I recently received a comment from one of the reviewers regarding the use of modification indices (MI) so as to improve my model fit. It says that this approach generally lacks interpretability and there should be a reference to the literature regarding the specific threshold above which corrections are necessary, for example, 3.84.

In another video i saw the minimum threshold for MI to be 20.

Now I understand that error covariances should be used to the minimum. In my work I have kept the threshold limit for MI (above 20) which led to me introduce 3 error covariances. Prior to this I had also checked for low factor loadings (0.5) and also the standardised residual values (below 2) and none of the items fell in that front. The error variances were drawn between similiar meaning items from the same factor,

My original model fit as indicated by the following fit indices: χ²(164) = 393.6, χ² /df= 2.4, CFI = 0.895 , GFI=0.805,  RMSEA = 0.091.

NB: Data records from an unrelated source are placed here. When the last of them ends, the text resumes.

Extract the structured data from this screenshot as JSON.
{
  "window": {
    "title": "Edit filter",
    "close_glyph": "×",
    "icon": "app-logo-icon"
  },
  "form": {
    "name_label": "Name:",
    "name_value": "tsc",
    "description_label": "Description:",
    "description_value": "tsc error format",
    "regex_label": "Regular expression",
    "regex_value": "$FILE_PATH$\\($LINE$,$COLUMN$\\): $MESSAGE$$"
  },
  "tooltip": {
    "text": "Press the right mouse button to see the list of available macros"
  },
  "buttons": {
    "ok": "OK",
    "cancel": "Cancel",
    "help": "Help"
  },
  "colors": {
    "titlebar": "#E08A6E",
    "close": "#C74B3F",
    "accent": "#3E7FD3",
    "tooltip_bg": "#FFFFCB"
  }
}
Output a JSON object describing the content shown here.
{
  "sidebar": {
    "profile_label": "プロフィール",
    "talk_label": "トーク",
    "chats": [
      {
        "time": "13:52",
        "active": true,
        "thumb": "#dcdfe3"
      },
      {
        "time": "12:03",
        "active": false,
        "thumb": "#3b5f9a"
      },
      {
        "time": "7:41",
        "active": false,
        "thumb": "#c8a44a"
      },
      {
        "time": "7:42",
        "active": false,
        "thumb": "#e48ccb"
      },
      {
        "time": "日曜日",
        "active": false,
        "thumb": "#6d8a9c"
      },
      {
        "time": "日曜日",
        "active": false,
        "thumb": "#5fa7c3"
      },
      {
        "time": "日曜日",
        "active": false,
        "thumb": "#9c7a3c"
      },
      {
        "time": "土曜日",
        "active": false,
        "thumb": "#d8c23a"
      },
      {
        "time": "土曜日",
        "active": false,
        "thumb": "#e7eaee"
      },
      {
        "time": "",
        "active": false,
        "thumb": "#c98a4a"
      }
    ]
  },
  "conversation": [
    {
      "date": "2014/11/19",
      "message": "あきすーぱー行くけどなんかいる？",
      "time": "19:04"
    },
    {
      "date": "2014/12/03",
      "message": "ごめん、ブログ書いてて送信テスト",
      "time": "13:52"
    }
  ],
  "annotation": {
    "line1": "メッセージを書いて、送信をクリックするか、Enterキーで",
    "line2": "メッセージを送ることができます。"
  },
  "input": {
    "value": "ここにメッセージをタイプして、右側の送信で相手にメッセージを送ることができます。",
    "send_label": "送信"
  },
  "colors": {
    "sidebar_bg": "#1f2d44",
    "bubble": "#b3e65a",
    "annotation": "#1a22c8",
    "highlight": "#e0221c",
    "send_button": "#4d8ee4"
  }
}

After introducing MI it was χ² /df=2.061, CFI= 0.927, GFI=.841, AGFI=.793, TLI=.914, RMSEA= 0.077

I would be grateful on your suggestions on two things:

1) Should I introduce the MI considering the model fit before that was close to average in the first place.

2) If yes, what would be the best way to address the reviewers comment and make changes to the paper so as to get a positive response.

I would really appreciate any help in this regard.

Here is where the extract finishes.